EU Nations May Buy More UN CO2 Credits Without Treaty, Morgan Stanley Says
By Mathew Carr
March 18 (Bloomberg) -- European Union governments will likely buy more United Nations emissions credits relative to companies if a global climate-protection agreement fails to pass, according to Morgan Stanley.
The countries would likely boost buying from the so-called UN clean development mechanism to meet a target to cut greenhouse gas emissions 20 percent by 2020 from 1990 levels, Olivia Hartridge, a vice president and carbon trader at Morgan Stanley in London, said yesterday at the Carbon Market Insights conference in Copenhagen.
Currently most UN permits are bought by companies in the EU emissions trading system, the world’s biggest. The 2020 target includes road transport, households and industries excluded from that program. The EU has said it would boost the target to 30 percent provided there is an international agreement in 2013 to replace the 1997 Kyoto Protocol.

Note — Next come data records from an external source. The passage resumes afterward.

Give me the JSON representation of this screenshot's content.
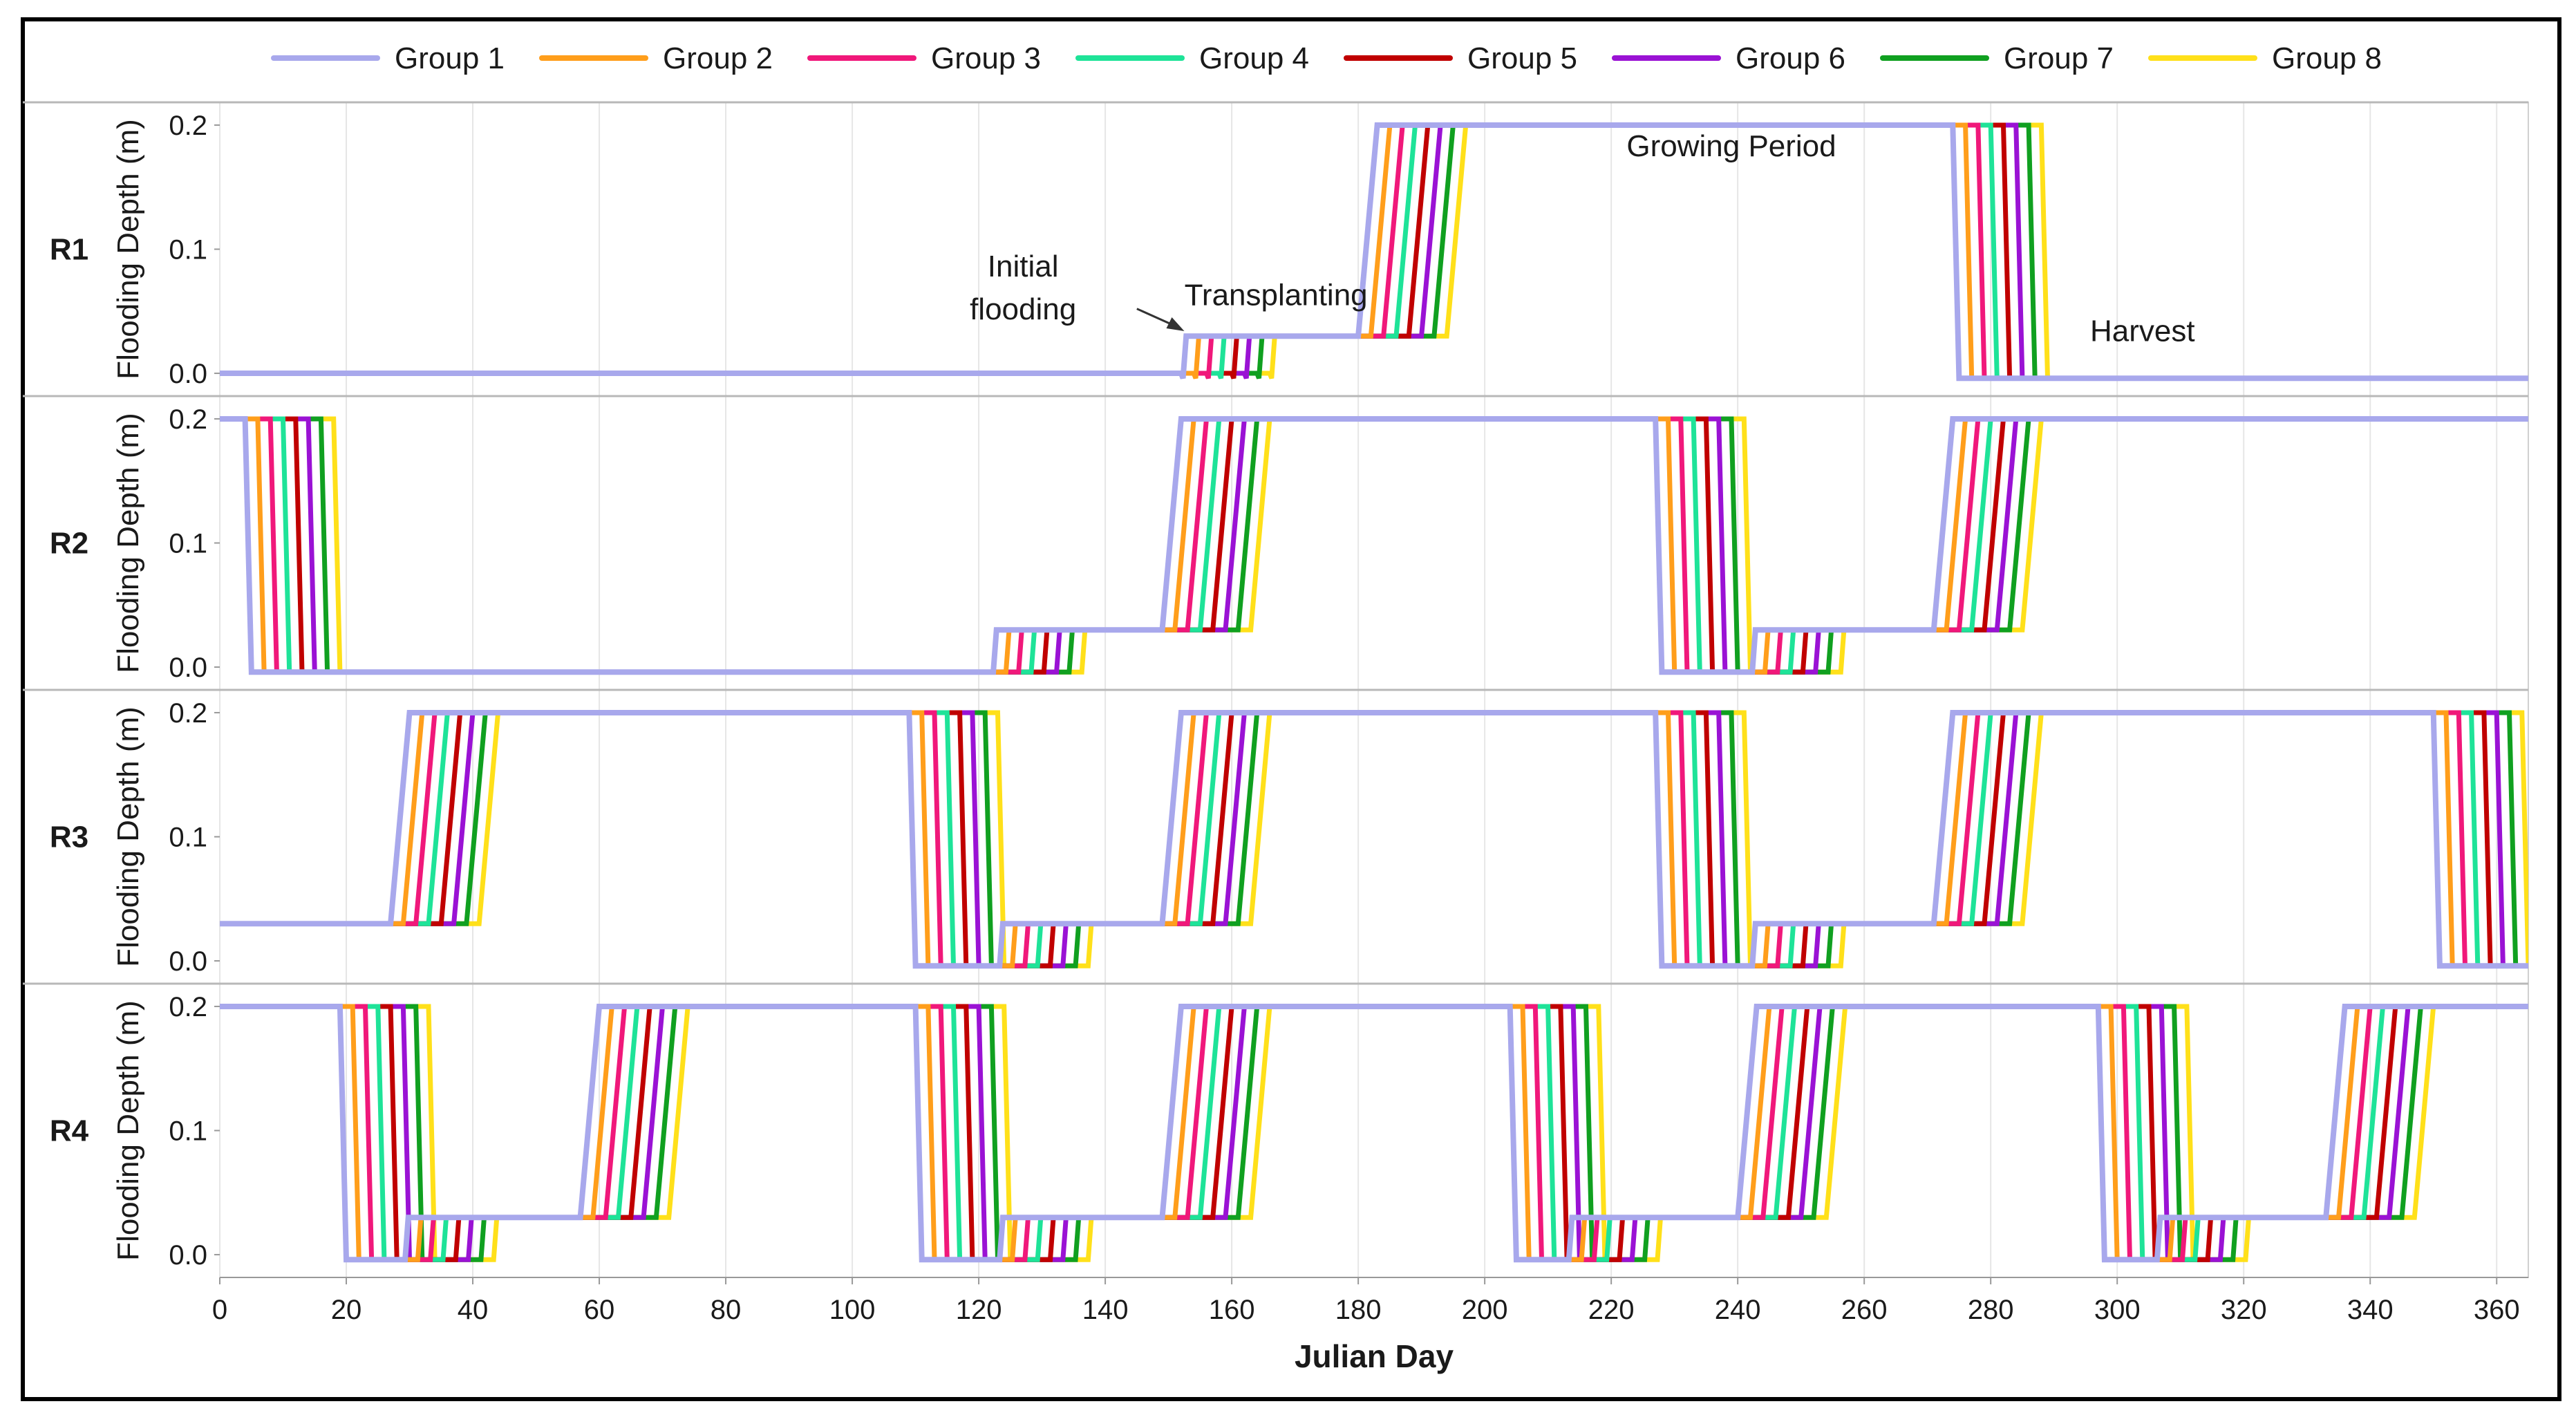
{
  "chart_data": {
    "type": "line",
    "title": "",
    "xlabel": "Julian Day",
    "ylabel": "Flooding Depth (m)",
    "xlim": [
      0,
      365
    ],
    "ylim": [
      -0.01,
      0.21
    ],
    "x_ticks": [
      0,
      20,
      40,
      60,
      80,
      100,
      120,
      140,
      160,
      180,
      200,
      220,
      240,
      260,
      280,
      300,
      320,
      340,
      360
    ],
    "y_ticks": [
      0.0,
      0.1,
      0.2
    ],
    "y_tick_labels": [
      "0.0",
      "0.1",
      "0.2"
    ],
    "legend_position": "top",
    "series": [
      {
        "name": "Group 1",
        "color": "#a8a8ec",
        "offset_days": 0
      },
      {
        "name": "Group 2",
        "color": "#ff9e1b",
        "offset_days": 2
      },
      {
        "name": "Group 3",
        "color": "#f0187a",
        "offset_days": 4
      },
      {
        "name": "Group 4",
        "color": "#1ee398",
        "offset_days": 6
      },
      {
        "name": "Group 5",
        "color": "#c00000",
        "offset_days": 8
      },
      {
        "name": "Group 6",
        "color": "#9a12d4",
        "offset_days": 10
      },
      {
        "name": "Group 7",
        "color": "#10a020",
        "offset_days": 12
      },
      {
        "name": "Group 8",
        "color": "#ffe01a",
        "offset_days": 14
      }
    ],
    "panels": [
      {
        "label": "R1",
        "start_level": "low",
        "events": [
          {
            "type": "initial",
            "day": 152
          },
          {
            "type": "full",
            "day": 180
          },
          {
            "type": "harvest",
            "day": 274
          }
        ]
      },
      {
        "label": "R2",
        "start_level": "full",
        "events": [
          {
            "type": "harvest",
            "day": 4
          },
          {
            "type": "initial",
            "day": 122
          },
          {
            "type": "full",
            "day": 149
          },
          {
            "type": "harvest",
            "day": 227
          },
          {
            "type": "initial",
            "day": 242
          },
          {
            "type": "full",
            "day": 271
          }
        ]
      },
      {
        "label": "R3",
        "start_level": "initial",
        "events": [
          {
            "type": "full",
            "day": 27
          },
          {
            "type": "harvest",
            "day": 109
          },
          {
            "type": "initial",
            "day": 123
          },
          {
            "type": "full",
            "day": 149
          },
          {
            "type": "harvest",
            "day": 227
          },
          {
            "type": "initial",
            "day": 242
          },
          {
            "type": "full",
            "day": 271
          },
          {
            "type": "harvest",
            "day": 350
          }
        ]
      },
      {
        "label": "R4",
        "start_level": "full",
        "events": [
          {
            "type": "harvest",
            "day": 19
          },
          {
            "type": "initial",
            "day": 29
          },
          {
            "type": "full",
            "day": 57
          },
          {
            "type": "harvest",
            "day": 110
          },
          {
            "type": "initial",
            "day": 123
          },
          {
            "type": "full",
            "day": 149
          },
          {
            "type": "harvest",
            "day": 204
          },
          {
            "type": "initial",
            "day": 213
          },
          {
            "type": "full",
            "day": 240
          },
          {
            "type": "harvest",
            "day": 297
          },
          {
            "type": "initial",
            "day": 306
          },
          {
            "type": "full",
            "day": 333
          }
        ]
      }
    ],
    "levels": {
      "low": 0.0,
      "zero": -0.004,
      "initial": 0.03,
      "full": 0.2
    },
    "annotations": [
      {
        "panel": 0,
        "lines": [
          "Initial",
          "flooding"
        ],
        "x_day": 127,
        "y_value": 0.078
      },
      {
        "panel": 0,
        "lines": [
          "Transplanting"
        ],
        "x_day": 167,
        "y_value": 0.055
      },
      {
        "panel": 0,
        "lines": [
          "Growing Period"
        ],
        "x_day": 239,
        "y_value": 0.175
      },
      {
        "panel": 0,
        "lines": [
          "Harvest"
        ],
        "x_day": 304,
        "y_value": 0.026
      }
    ]
  }
}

“I think that we are going to see a relative increasing of the importance of EU government buyers in the CDM market in the absence of an international agreement,” Hartridge said.
Factories and power stations in the EU carbon dioxide program can buy CDM credits as an alternative to EU allowances. Governments of developed nations can use them to comply with targets in the Kyoto agreement.
EU emission allowances for delivery in December fell 3.1 percent to 12.56 euros ($16.36) a metric ton on London’s European Climate Exchange today at 9:50 a.m. CDM credits, known as certified emission reductions, for December decreased 2.3 percent to 11.45 euros a ton.
“Right in this point of time, I’m not seeing, in the absence of any international agreement, any particular reason for CERs to break out of their box and to surpass the level of EU allowances,” Hartridge said.